Cool, maybe needs of a better name for SEO though. ARIA has meaning in web apps.
I'm here all night if anyone else needs some other lazy name suggestions.
If it helps, MoE's aren't just disparate 'expert' models trained to deal with specific domain knowledge jammed into a bigger model, but rather are the same base model trained in similar ways where each model ends up specialising on individual tokens. As the image dartos linked shows, you can end up with some 'experts' in the model that really, really like placing punctuation or language syntax for whatever reason.
All part are loaded in as any could be called upon to generate the next token.
Thanks a lot.
https://substackcdn.com/image/fetch/f_auto,q_auto:good,fl_pr...

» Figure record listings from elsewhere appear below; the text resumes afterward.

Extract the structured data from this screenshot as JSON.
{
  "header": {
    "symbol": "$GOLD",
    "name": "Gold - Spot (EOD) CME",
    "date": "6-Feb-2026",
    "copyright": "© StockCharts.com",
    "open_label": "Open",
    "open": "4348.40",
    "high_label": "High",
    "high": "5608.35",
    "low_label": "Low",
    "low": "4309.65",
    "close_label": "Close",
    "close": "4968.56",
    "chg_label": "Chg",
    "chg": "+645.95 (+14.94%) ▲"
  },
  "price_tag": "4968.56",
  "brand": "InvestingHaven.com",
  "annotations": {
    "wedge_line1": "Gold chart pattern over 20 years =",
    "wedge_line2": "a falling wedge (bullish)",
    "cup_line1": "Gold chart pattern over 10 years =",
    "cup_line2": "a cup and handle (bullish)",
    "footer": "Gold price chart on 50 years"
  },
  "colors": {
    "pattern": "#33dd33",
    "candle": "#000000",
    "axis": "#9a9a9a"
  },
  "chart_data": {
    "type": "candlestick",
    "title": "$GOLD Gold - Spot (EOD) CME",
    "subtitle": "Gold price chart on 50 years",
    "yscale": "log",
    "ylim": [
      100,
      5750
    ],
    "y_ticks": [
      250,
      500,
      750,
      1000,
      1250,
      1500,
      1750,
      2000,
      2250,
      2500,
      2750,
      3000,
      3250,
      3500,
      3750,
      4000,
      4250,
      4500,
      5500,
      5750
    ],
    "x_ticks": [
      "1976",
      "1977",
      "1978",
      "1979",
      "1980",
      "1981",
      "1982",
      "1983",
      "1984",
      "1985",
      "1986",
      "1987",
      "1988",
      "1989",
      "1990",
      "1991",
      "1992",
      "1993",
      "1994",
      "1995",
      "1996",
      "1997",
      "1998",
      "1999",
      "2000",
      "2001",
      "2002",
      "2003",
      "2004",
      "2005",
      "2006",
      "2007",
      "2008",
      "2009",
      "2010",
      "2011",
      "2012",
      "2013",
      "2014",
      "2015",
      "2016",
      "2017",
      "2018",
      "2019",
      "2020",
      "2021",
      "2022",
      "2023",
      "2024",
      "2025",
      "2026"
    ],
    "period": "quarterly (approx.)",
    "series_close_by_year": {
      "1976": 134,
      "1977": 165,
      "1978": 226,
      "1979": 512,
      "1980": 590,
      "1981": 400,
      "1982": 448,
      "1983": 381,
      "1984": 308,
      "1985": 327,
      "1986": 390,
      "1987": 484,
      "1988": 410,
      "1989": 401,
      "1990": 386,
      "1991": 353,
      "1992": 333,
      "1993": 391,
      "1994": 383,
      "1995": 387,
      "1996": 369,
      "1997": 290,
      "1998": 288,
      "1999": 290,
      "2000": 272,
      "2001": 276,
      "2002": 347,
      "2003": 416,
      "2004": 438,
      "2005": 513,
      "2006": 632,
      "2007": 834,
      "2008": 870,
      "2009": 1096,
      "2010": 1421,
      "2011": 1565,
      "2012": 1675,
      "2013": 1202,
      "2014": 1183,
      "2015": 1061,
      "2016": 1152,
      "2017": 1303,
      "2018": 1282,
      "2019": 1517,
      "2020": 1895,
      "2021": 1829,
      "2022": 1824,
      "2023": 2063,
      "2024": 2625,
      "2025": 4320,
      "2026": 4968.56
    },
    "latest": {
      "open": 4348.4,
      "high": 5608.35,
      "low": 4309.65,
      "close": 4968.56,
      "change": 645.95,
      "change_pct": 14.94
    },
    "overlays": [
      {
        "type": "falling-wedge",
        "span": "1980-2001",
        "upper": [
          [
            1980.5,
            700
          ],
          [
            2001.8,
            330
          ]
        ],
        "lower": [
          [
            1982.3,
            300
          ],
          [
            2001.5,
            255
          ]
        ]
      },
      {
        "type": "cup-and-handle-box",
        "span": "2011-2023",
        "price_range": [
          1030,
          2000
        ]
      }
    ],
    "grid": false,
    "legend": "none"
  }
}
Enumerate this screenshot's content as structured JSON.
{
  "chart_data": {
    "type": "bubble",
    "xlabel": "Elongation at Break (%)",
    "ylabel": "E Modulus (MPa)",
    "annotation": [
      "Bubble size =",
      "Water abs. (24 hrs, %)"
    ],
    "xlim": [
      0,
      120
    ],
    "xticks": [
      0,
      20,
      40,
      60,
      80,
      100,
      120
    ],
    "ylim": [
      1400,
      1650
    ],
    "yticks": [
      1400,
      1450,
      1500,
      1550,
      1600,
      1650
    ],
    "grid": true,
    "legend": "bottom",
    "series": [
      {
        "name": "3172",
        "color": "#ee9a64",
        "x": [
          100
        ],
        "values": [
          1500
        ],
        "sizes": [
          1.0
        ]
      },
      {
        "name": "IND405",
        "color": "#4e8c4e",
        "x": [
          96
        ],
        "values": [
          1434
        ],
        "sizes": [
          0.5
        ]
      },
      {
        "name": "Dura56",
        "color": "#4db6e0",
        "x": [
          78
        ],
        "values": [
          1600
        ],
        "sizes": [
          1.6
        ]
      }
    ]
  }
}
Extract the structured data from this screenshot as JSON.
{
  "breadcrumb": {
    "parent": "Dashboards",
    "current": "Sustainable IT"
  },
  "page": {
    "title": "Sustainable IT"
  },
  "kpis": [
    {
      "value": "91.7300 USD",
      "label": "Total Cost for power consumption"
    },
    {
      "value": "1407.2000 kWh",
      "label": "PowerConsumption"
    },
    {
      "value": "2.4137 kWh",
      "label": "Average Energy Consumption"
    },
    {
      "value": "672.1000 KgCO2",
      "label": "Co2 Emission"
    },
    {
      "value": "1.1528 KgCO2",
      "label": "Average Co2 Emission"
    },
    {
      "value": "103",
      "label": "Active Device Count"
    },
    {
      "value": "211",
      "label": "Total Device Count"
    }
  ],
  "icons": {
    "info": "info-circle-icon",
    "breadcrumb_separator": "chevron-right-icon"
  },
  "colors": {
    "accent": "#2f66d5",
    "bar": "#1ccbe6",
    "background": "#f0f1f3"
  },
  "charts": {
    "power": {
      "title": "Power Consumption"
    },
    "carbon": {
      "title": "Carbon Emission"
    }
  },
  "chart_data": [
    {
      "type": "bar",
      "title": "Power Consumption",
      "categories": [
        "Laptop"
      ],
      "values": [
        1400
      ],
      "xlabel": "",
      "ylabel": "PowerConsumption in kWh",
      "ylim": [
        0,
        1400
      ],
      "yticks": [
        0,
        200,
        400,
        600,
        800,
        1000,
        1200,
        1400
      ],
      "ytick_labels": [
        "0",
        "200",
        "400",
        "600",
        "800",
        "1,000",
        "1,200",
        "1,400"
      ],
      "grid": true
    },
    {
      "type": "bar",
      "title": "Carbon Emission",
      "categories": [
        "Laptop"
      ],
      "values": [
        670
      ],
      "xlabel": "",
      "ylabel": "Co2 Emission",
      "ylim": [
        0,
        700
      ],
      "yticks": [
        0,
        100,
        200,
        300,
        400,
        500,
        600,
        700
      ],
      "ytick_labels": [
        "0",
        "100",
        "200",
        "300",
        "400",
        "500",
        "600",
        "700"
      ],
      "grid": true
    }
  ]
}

Each different color highlight is a generated by a different expert.
You can see that the "experts" are more experts of syntax than concepts. Notice how the light blue one almost always generates puncuation and operators. (until later layers when the red one does so)
I'm honestly not too sure the mechanism behind which experts gets chosen. I'm sure it's encoded in the weights somehow, but I haven't gone too deep into MoE models.
Then you get some strange ones where parts of whole words are generated by different experts.
Makes me think that there’s room for improvement in the expert selection machinery, but I don’t know enough about it to speculate.
(Also, beware, molmo.org is an AI-generated website to absorb through SEO Allen AI’s efforts; the real website is molmo.allenai.org. Note for instance that all tweets listed here are from fake accounts since suspended: https://molmo.org/#how-to-use)